How America Reduced Its Healthcare Spending by $2 Trillion

Thanks, Obama?

Lucy Nicholson/Reuters

The early days of the Obama administration were a chaos of uncertainty, between the historic housing bust, historic market crash, and historic armada of stimulus. But one thing was clear about the U.S. economy in 2008 going forward: Healthcare would keep on keeping on, in its insatiable way, adding more jobs, soaking up more tax dollars, and demanding a growing share of an American family's budget. In the worst recession in 80 years, it was the one industry that seemed truly recession-proof.

But these days, we're grappling with an interesting and opposite puzzle, one that is equally without precedent. The housing market is re-inflating, the stock market is up, and the stimulus has faded. But healthcare growth is—temporarily? permanently?—slowing down.

Before we get to the question marks, some context: In early 2009, healthcare employment had grown 22 percent since the day President George W. Bush took office in 2001. In that same time, overall employment had grown zero percent. Ze-ro. This discrepancy was among the more dramatic symptoms of growing healthcare costs. As debt piled up, Washington forecasters projected a not-so-distant future when Medicare, Medicaid, and Social Security would exceed all collected tax revenues. Even less lugubrious projections agreed that healthcare spending was just totally out of control, and this was even before some predicted that the Affordable Care Act (or, more commonly: Obamacare) would hasten the country's medical bankruptcy.

Meanwhile, five years after the passage of Obamacare, reality has intervened. Healthcare job growth fell throughout the Great Recession and has continued to fall, then stagnate, and then fall again. The labor market's runaway horse is clearly getting tired.


Growth in Healthcare Jobs: Annual Percent Change

The deceleration of healthcare employment matches the slowdown in medical costs.

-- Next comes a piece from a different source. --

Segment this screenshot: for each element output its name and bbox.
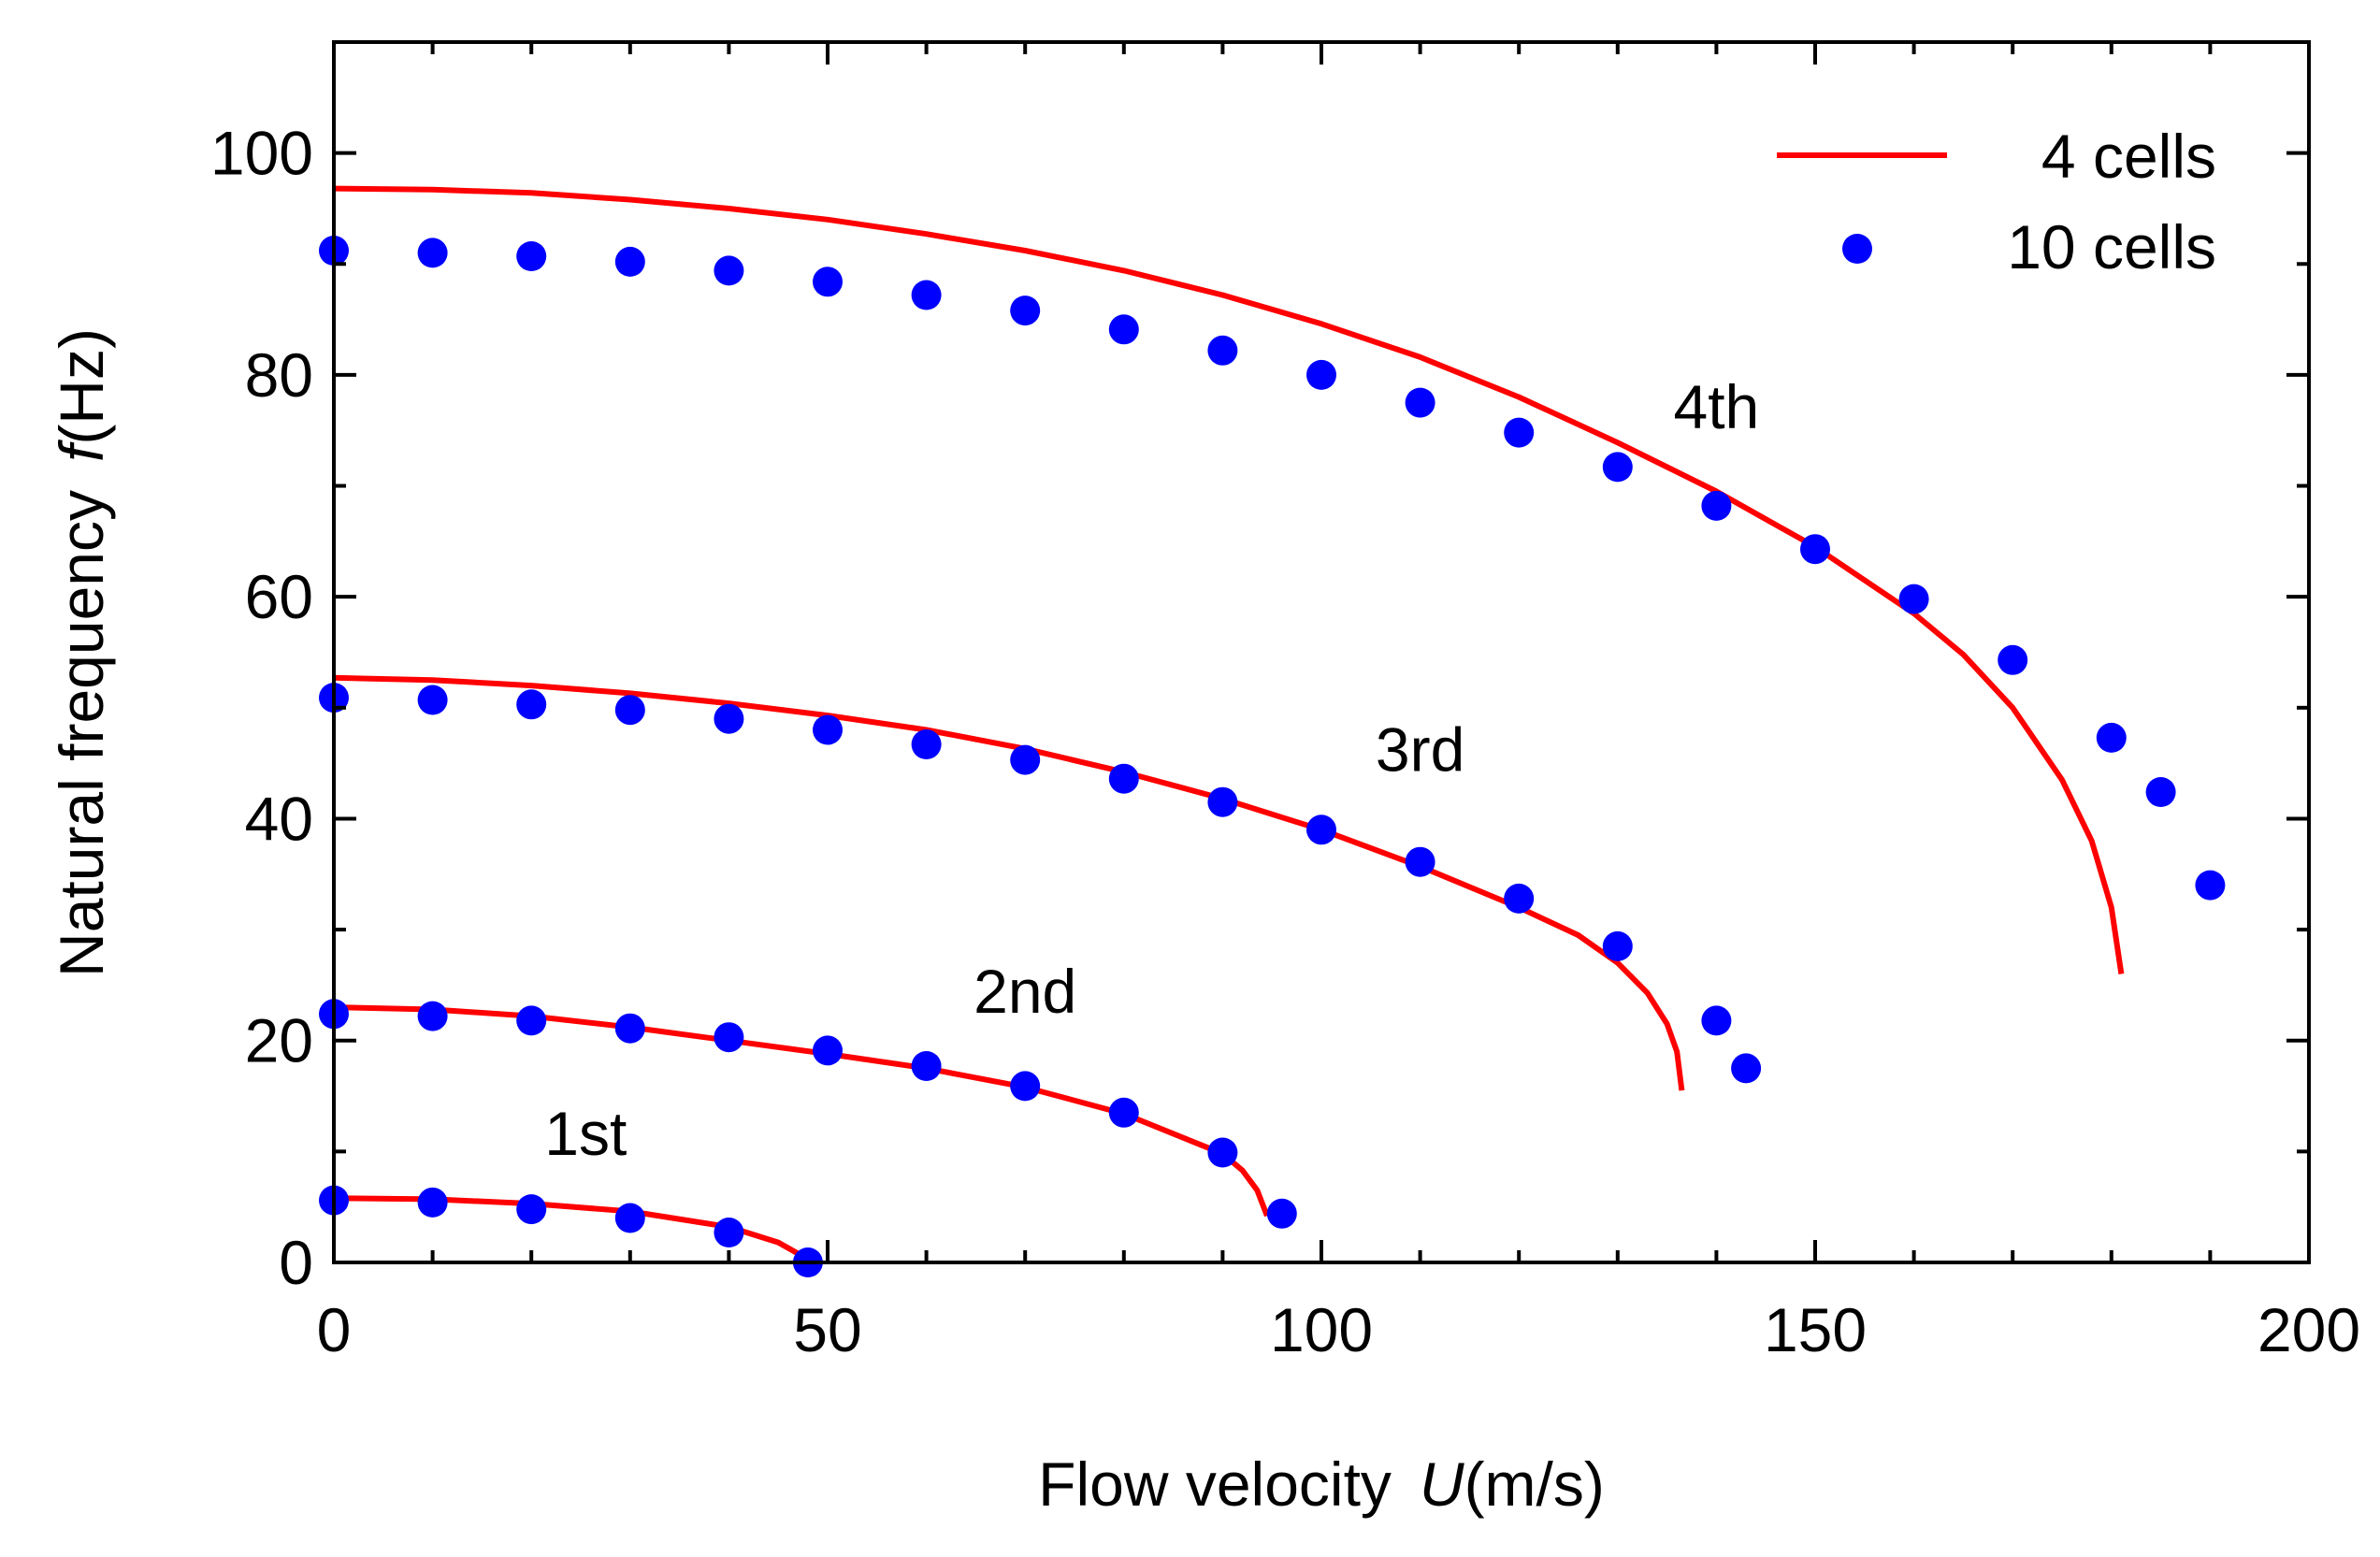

After a roller-coaster ride through the last quarter of the 20th century, healthcare inflation looks like it's pumping the brakes to park near the 2 percent line, the lowest mark since the year Medicare and Medicaid were signed into law: 1965.


Growth in Medical Care Costs: Annual Percent Change


With slowly growing prices, even rising demand for healthcare has led to less-than-projected spending, in just about every category. (To be clear: This doesn't mean healthcare is getting cheaper; it means healthcare is getting more expensive slower than we anticipated.) The government is casually saving hundreds of billions of dollars in Medicare thanks to both direct cuts and other reforms. Insurance companies, despite a rough year due to the arrival of some expensive new drugs, have been spending less than the actuaries projected in 2010. Even with growth in high-deductible plans, out-of-pocket spending is actually coming in below projections from five years ago.

Forecasts of medical spending have undergone round after round of major surgery. Six years ago, the Urban Institute projected that the country would spend $23 trillion between 2014 and 2019. After Obamacare became law, it raised its forecast by half-a-trillion dollars. But the latest projections, published this month, are lighter by $2 trillion and $2.5 trillion, respectively.


Cheaper Than Advertised: Falling Healthcare Expenditures by Category

That leaves healthcare's $2 trillion question: What's going on exactly? Just about everybody agrees that the answer is "the recession and ..." followed by a smattering of variables, such as cost control measures in Obamacare, the rise of high-deductible plans, and reforms undertaken by doctors and insurance companies, independently, to curb over-treatment. It's strange to think that the recession, which technically ended in 2009, would still have its fingers around the neck of medical cost growth in 2015. But as you can see if you scroll back up to the second chart in this article, healthcare costs tend to follow the rest of the economy with a bit of a lag; prices were still decelerating years after the 1980s and 1990s recessions were over. There might even be signs that the slowdown is entering a new phase: Healthcare employment ticked up in the first quarter of 2015.

It's too early to predict how Obamacare will shape the U.S. healthcare system in the decades to come, especially given the upcoming Supreme Court decision. But as the U.S. enters the last quintile of Obama's term, the administration presides over a surprising historical moment. This was always going to be the Healthcare Presidency. But it wasn't obvious, even to the best actuarial oracles around, that the president who did the most to grow the government's role in healthcare since 1965 would preside over the period of slowest-growing healthcare spending since ... 1965.